Widgets Magazine

DirecTV Brings You 4K…Kinda

It seems to have slipped through the cracks that a few weeks back DirecTV announced they would be providing 4K television to its subscribers. That is honestly very big news for those that hold fast to the argument that there is no content available, thus making 4K not worth the investment as we find ourselves in the middle of the holiday season and the purchasing/upgrading of electronic devices. At least, that was until you dug into the details as to how exactly they are bringing that 4K television to your home.
As has been discussed by many of those throughout the industry, the national infrastructure will have extreme difficulty supporting 4K content in a broadcast format. As there are also only a small percentage of early adopters of 4K displays, the investment in providing specific 4K channels, as cable providers do with standard definition vs. HDTV currently, hasn’t shown to be profitable at this point in time. So, DirecTV is clearly trying to get ahead of the game, but how are they doing it?
The key, and cleverly hidden, part of their announcement is that this will not be live 4K broadcasting that will be coming to you in your home. Instead they are going to use the DirecTV box as they would a DVR and utilize the network connectivity there to download the content for later playback. Yup, this means that your 4K sports package still doesn’t exist folks.
If you’d like me to get into the implications this could have as it is happening pre-FCC regulation on net neutrality, I could, but effectively this will be no different than the argument about how Netflix will bring 4K to your home, so I don’t see the need to rehash it, yet again. Besides, there is a second part to this DirecTV story that’s an even bigger part of the discussion; they aren’t using HDMI to get the signal from their box to your TV.
Due to the fact that the HDMI connectivity is likely not HDMI 2.0, which will, according to specification, support 4K signals, both display manufacturers and DirecTV have the difficulty of trying to move that signal from a stored format to a viewable format. Instead, this 4K signal coming out of your DirecTV box will only be supported by certain Samsung displays and connected via network patch cable to a proprietary connection.
They have skirted around the limited bandwidth of HDMI by providing an alternative proprietary connection at your display. I just had to restate this for the implication of future development. If it’s a proprietary connection, how will this affect your ability to upgrade equipment in the future? Will it be more than Samsung providing this connection as we move forward? Will it support HDCP 2.2, which as we learned last month is not backwards compatible?

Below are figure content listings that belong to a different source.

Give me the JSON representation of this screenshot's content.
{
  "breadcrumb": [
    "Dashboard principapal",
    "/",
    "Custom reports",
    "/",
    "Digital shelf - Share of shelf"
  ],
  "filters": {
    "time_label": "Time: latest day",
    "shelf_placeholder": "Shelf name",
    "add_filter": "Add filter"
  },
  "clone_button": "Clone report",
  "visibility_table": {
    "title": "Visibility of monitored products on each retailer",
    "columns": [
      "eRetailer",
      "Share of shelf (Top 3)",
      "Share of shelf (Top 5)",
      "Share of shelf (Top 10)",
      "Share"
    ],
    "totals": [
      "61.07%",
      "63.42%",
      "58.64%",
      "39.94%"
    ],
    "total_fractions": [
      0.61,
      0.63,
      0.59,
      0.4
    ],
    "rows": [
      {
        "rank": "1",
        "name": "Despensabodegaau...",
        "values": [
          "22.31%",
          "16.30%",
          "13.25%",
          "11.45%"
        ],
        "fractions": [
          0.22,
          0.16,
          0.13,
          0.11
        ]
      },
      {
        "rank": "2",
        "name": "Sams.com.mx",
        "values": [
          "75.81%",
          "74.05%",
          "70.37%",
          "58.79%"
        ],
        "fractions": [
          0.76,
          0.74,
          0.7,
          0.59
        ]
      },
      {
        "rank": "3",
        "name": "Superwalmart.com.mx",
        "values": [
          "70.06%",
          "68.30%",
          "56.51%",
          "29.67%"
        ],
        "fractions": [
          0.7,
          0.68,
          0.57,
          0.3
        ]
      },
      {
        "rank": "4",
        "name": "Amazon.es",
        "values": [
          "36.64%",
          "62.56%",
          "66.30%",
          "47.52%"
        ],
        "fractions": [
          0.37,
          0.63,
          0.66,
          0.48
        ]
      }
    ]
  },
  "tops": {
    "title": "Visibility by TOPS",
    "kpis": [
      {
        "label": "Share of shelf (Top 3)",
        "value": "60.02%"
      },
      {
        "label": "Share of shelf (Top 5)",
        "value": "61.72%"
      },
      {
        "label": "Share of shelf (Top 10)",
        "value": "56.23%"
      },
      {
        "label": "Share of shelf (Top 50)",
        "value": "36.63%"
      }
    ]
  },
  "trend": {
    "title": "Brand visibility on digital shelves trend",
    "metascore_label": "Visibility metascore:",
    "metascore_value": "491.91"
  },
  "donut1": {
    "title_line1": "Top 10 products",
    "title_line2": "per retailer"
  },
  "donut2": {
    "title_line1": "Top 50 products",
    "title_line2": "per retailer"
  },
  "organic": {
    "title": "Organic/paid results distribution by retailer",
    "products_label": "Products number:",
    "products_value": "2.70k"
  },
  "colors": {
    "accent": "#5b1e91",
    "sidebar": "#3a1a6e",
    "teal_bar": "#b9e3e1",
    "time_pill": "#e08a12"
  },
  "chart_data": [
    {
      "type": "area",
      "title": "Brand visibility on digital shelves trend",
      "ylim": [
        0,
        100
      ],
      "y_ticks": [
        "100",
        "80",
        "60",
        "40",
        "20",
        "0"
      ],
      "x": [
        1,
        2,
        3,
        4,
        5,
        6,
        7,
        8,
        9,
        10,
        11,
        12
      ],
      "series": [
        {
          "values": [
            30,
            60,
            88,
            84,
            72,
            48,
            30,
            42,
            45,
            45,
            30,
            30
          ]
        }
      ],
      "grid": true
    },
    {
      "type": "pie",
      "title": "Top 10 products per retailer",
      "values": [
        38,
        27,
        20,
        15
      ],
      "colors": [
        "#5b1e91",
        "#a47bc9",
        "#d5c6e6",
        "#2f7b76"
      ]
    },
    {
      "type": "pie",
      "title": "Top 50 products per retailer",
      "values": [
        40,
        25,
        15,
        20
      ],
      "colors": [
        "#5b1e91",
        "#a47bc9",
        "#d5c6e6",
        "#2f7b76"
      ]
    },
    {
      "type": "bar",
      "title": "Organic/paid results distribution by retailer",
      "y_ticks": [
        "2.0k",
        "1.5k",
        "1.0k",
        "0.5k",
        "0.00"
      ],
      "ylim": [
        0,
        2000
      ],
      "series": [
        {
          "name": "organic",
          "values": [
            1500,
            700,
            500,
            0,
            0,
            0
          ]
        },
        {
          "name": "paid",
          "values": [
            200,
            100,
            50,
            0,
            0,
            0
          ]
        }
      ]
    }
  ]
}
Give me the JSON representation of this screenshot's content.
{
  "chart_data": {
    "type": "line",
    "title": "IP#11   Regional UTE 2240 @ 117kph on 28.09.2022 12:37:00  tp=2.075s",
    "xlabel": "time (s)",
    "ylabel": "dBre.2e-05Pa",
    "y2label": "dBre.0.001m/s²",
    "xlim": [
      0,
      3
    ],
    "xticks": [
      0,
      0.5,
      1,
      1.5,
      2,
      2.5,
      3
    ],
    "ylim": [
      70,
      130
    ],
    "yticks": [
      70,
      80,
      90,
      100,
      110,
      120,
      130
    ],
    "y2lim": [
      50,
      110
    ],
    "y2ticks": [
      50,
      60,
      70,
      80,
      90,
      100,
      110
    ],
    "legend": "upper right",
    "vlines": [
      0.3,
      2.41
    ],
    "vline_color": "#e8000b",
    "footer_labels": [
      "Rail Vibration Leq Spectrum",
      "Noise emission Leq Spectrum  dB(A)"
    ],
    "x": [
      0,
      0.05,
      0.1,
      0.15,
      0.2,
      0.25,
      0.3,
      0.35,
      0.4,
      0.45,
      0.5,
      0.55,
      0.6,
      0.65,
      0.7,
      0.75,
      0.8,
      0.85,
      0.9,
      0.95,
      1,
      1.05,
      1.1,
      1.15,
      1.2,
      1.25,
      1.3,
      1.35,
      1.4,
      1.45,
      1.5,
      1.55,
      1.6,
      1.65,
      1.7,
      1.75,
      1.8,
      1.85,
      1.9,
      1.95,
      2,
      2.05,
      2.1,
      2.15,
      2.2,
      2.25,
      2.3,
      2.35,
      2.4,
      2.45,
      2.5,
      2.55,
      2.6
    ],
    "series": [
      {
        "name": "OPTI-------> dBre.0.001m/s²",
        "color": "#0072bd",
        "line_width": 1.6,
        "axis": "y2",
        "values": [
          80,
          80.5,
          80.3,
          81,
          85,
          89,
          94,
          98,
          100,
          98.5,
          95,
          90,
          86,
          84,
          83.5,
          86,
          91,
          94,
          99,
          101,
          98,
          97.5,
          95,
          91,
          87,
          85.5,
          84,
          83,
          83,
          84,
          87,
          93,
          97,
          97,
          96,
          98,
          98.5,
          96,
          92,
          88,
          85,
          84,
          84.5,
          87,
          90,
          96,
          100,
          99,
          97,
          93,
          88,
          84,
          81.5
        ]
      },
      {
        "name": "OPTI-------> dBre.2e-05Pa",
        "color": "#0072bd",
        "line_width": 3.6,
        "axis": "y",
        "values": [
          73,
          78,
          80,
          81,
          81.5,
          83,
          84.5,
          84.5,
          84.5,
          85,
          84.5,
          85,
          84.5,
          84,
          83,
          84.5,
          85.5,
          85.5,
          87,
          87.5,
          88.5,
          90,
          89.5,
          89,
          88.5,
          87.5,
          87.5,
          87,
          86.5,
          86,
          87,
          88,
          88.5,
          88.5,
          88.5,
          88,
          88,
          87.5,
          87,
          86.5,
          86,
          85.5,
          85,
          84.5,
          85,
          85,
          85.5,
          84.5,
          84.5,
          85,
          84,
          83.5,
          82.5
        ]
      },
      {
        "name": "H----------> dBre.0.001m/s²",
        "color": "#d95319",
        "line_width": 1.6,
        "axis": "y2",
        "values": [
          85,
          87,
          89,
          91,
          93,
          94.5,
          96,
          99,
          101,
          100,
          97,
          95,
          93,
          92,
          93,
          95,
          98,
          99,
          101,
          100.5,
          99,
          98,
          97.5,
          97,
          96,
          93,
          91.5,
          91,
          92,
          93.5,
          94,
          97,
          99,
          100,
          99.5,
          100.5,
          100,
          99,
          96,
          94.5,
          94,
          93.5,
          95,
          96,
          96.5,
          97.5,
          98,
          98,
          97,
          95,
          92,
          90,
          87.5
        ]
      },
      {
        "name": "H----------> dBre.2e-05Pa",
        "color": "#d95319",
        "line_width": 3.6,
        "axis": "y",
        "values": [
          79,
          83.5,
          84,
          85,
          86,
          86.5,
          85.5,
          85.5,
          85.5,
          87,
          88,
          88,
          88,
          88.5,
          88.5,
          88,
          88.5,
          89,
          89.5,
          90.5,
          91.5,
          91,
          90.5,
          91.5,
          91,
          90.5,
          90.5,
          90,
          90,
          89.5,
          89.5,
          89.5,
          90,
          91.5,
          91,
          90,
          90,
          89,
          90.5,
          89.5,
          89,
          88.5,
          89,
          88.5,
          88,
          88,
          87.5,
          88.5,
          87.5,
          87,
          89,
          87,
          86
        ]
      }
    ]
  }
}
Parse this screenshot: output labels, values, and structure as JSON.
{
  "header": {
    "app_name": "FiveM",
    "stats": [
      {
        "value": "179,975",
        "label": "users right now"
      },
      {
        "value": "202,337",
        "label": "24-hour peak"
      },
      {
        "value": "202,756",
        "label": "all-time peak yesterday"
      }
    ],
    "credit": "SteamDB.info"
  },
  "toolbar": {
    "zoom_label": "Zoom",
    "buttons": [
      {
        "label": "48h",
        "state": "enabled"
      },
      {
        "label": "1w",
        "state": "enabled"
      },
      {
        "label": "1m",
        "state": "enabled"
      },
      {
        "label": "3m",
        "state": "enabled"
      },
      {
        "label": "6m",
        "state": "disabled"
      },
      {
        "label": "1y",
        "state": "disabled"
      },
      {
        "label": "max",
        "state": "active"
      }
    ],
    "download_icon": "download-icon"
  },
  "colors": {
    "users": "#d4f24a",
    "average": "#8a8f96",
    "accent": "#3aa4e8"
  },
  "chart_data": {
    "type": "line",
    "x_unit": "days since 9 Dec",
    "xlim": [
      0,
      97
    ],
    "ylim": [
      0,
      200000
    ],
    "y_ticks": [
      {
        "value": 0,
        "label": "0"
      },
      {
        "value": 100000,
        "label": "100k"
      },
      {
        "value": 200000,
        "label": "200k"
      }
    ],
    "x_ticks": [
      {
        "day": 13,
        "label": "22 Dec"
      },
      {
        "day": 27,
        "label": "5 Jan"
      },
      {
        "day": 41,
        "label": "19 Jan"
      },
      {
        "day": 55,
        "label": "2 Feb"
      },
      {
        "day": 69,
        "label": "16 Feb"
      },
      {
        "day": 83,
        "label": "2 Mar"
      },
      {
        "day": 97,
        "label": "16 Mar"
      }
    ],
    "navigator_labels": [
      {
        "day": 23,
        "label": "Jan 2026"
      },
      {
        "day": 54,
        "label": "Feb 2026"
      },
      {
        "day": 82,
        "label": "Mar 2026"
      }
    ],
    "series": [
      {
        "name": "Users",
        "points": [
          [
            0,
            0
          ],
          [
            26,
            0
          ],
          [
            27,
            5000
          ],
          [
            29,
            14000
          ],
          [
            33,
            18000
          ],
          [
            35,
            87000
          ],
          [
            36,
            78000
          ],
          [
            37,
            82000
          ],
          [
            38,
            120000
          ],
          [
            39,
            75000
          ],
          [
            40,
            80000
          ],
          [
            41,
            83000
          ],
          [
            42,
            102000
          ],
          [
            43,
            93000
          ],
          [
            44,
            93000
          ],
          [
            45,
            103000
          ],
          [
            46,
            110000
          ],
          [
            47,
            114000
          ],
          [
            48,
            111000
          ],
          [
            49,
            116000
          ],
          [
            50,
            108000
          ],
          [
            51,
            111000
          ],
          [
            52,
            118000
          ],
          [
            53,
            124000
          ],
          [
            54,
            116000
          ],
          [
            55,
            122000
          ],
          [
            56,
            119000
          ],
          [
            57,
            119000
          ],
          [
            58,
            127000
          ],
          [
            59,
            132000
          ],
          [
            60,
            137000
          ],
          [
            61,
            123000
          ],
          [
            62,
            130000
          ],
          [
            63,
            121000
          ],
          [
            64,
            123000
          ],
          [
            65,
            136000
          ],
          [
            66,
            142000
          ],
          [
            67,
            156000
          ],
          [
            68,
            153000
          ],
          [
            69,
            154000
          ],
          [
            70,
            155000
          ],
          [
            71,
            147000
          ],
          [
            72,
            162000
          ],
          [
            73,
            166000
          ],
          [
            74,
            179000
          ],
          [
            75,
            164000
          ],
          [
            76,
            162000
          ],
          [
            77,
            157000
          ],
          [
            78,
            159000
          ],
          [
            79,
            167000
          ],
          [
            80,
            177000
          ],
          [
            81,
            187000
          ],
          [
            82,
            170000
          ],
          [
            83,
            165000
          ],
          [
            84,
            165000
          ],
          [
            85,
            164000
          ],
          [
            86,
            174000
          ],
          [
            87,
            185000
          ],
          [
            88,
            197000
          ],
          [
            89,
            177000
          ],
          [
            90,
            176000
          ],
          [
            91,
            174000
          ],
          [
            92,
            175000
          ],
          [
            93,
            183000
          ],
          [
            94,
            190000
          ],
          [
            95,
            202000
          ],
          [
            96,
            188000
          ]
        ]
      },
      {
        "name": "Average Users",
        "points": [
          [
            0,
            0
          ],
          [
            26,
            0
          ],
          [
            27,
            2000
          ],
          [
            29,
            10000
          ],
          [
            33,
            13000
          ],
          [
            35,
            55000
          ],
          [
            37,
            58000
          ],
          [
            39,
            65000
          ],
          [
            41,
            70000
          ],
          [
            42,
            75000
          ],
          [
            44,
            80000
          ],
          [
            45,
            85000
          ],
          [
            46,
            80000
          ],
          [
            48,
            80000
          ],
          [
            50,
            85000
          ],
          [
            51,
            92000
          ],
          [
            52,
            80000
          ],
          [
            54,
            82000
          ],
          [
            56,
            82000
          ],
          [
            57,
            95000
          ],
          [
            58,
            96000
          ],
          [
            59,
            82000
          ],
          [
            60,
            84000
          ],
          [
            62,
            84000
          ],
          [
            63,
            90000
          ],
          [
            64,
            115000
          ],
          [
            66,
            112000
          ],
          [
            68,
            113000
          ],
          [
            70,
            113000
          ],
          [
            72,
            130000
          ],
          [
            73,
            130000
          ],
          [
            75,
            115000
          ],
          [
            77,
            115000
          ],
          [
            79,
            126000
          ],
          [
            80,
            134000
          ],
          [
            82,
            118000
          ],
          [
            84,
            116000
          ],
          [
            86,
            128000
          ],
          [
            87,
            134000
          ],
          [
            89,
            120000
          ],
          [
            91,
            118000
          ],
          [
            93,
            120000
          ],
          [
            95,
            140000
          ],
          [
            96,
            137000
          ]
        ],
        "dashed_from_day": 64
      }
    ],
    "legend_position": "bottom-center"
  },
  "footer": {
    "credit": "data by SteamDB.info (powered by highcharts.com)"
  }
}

We are still in the early days of 4K and content providers are trying to find ways to take advantage of this burgeoning market of early adopters. I applaud them for their efforts, but wish an increasing amount of ill will towards their marketing teams for burying the most pertinent information about how the signals are reaching the home, as well as the severe limitations of who can take advantage of this new offering.
This brings me back to the need we have in AV for public advocacy. Technology is an exciting thing for a lot of people. They see the bright and shiny devices and want to get involved in them as early as possible because the features are new and cool and many of us in the industry share their excitement.
AVWeek has featured the topic of providing home automation to the masses several times in the last few weeks, and the conversation always turns back to how people might not want to make that move for a wide variety of reasons. So where are the AV professionals reaching out to the public to help them understand exactly what all of this is – and not to the benefit of their business?
Education and understanding are the breeding grounds for success. This industry desperately needs to put figures in the public eye to help them understand the benefits of what it is our technology provides them in their homes and businesses, as well as helping them understand what these newly announced and released products are going to actually mean to them.